Mujica praises Argentina/Uruguay common past; calls for an end to ‘ports’ war’
Uruguayan president Jose Mujica underlined the strong common links going back to the birth of Argentina and Uruguay and called for an end to the “ports’ war” (Montevideo vs Buenos Aires) a rivalry born when the two countries were provinces of the colonial Spanish empire.
“We must put an end to the ports’ war (with Argentina) and share a wide ranging integration ports’ policy” said Mujica addressing a forum of the River Uruguay watercourse hydro-way which gathered Uruguayan and Argentine elected city, county and provincial elected officials.
“It’s senseless to fight among ourselves because we must face huge (world) powers, international corporations working inside our countries and which have an annual turnover greater than some of the GDPs of the largest countries of the region”, he added.
Earlier in the day at Government House Mujica received the diplomatic credentials from the new Argentine ambassador Miguel Dante Dovena, a close advisor to the Kirchner family since the time former president Nestor Kirchner was mayor of Rio Gallegos, the jumping board that eventually took him to lead Argentina.
Following the ceremony Mujica and Dovena held a “long and very useful” private meeting. The arrival of the “super K” ambassador is part of the process to restore bilateral relations following the several years dispute over pulp mills which came to a workable understanding after presidents Mujica and Cristina Fernandez de Kirchner reached an “entente cordiale”.
Mujica’ s emphatic public comments praising Argentina follow on an interview with a Uruguayan weekly where he criticized the current economic policies of the Kirchner administration and adhered to a statement from a former Uruguayan president who said Argentines, “from A to Z are all crooks”.
He was also interviewed by a pro-Kirchner Argentine weekly (Looking to the South) and declared that his latest comments were taken “out of context” and insisted on praising the good aspects of the bilateral relation, particularly emphasizing on the need to end the “ports’ war”.
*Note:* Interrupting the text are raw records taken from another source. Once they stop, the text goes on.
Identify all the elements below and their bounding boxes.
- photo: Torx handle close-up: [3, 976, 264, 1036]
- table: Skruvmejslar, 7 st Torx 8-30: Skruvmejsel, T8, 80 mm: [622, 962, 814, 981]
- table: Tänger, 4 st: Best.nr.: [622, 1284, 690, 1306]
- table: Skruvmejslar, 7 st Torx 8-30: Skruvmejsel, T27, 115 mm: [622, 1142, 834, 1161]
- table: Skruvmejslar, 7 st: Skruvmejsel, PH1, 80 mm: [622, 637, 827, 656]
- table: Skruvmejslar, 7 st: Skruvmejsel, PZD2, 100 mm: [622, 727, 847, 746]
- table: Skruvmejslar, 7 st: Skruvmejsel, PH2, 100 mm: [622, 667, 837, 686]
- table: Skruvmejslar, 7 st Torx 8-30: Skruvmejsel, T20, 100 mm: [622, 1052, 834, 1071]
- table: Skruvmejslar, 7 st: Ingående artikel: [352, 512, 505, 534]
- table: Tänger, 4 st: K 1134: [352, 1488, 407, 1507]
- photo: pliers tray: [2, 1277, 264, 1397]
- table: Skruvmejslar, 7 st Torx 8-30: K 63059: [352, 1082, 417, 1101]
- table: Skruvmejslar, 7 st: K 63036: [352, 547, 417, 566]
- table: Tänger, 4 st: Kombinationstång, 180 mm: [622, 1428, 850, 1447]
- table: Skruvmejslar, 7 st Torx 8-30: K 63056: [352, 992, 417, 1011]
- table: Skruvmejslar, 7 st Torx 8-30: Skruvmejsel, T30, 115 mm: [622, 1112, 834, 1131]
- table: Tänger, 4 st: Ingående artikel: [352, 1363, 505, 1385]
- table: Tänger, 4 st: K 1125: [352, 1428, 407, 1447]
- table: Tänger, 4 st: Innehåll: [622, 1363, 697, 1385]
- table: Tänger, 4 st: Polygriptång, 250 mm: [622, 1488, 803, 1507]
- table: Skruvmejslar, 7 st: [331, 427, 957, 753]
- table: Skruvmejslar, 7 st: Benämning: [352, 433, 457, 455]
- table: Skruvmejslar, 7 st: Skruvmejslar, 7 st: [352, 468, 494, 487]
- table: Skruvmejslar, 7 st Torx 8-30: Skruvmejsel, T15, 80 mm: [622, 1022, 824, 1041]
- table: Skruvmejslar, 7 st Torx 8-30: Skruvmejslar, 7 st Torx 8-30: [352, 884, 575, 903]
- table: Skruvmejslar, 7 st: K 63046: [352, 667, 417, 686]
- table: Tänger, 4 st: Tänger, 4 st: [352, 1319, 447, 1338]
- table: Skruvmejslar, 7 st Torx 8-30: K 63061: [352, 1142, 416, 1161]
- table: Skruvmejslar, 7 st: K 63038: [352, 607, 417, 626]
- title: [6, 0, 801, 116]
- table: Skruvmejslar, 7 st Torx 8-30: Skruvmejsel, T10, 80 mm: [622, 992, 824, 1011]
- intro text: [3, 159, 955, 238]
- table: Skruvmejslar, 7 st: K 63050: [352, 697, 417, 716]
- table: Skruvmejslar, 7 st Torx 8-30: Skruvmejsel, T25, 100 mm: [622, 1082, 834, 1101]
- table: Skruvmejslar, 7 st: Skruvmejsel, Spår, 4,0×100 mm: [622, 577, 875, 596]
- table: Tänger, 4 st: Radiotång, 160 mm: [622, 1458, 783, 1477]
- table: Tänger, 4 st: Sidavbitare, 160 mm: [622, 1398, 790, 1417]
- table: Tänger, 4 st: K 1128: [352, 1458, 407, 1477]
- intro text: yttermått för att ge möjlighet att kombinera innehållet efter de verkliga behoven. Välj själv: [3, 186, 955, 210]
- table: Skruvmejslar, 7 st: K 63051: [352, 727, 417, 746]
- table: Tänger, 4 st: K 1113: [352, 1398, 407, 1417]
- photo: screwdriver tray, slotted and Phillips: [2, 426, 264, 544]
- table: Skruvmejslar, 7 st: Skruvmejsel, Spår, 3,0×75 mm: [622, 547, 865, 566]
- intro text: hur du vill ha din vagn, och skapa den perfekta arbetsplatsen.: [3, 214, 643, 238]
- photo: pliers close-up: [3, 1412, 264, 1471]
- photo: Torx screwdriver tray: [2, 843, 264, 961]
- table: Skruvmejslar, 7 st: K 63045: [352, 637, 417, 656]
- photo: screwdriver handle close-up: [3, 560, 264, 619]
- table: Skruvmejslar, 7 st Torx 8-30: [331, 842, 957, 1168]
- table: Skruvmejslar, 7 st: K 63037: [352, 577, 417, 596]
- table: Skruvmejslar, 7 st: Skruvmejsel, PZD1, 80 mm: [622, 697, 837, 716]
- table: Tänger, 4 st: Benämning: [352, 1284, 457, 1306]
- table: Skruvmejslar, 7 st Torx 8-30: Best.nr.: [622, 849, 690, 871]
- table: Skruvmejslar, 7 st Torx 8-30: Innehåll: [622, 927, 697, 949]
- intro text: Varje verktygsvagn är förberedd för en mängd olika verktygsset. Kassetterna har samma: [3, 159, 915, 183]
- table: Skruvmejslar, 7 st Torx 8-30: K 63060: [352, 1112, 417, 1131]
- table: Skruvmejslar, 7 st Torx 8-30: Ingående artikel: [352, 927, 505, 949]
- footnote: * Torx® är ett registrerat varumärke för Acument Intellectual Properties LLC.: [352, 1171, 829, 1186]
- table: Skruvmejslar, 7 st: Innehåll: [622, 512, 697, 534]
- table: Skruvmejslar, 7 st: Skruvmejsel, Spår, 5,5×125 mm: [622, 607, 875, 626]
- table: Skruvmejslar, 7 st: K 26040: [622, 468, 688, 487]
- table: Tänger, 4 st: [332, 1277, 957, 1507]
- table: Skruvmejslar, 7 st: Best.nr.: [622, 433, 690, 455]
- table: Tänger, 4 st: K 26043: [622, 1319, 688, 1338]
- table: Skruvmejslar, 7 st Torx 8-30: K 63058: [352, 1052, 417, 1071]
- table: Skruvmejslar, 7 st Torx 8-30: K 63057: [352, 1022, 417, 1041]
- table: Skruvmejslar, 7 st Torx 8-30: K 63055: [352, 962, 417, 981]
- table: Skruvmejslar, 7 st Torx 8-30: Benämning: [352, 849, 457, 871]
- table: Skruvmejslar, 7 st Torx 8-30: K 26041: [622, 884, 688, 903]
Ports rivalry from Spanish times responds to geography and history. Montevideo has better natural conditions to host and protect vessels while Buenos Aires needs constant dredging of canals. In Spanish times Montevideo was a naval stockade from where access to the River Plate and the main rivers leading to the heartland of South America were easily controlled.
However since Uruguay broke off, Argentina has tried to make Buenos Aires the leading port of the area with control over the River Plate, obviously downplaying Montevideo’s conditions.
“I trust Argentina, I’m a federal politically speaking. Argentina is a brotherly country, we were born from the same placenta and it’s the only place where Uruguayans feel at home”, added Mujica.
Argentina has a giant role to play, “it’s potentially a formidable country and therefore has a brutal responsibility: we are in the last farmland reserve of humanity. So they’ll be coming for us or we stand up to them. Those are the shared challenges we have ahead of us with Argentina”, said Mujica.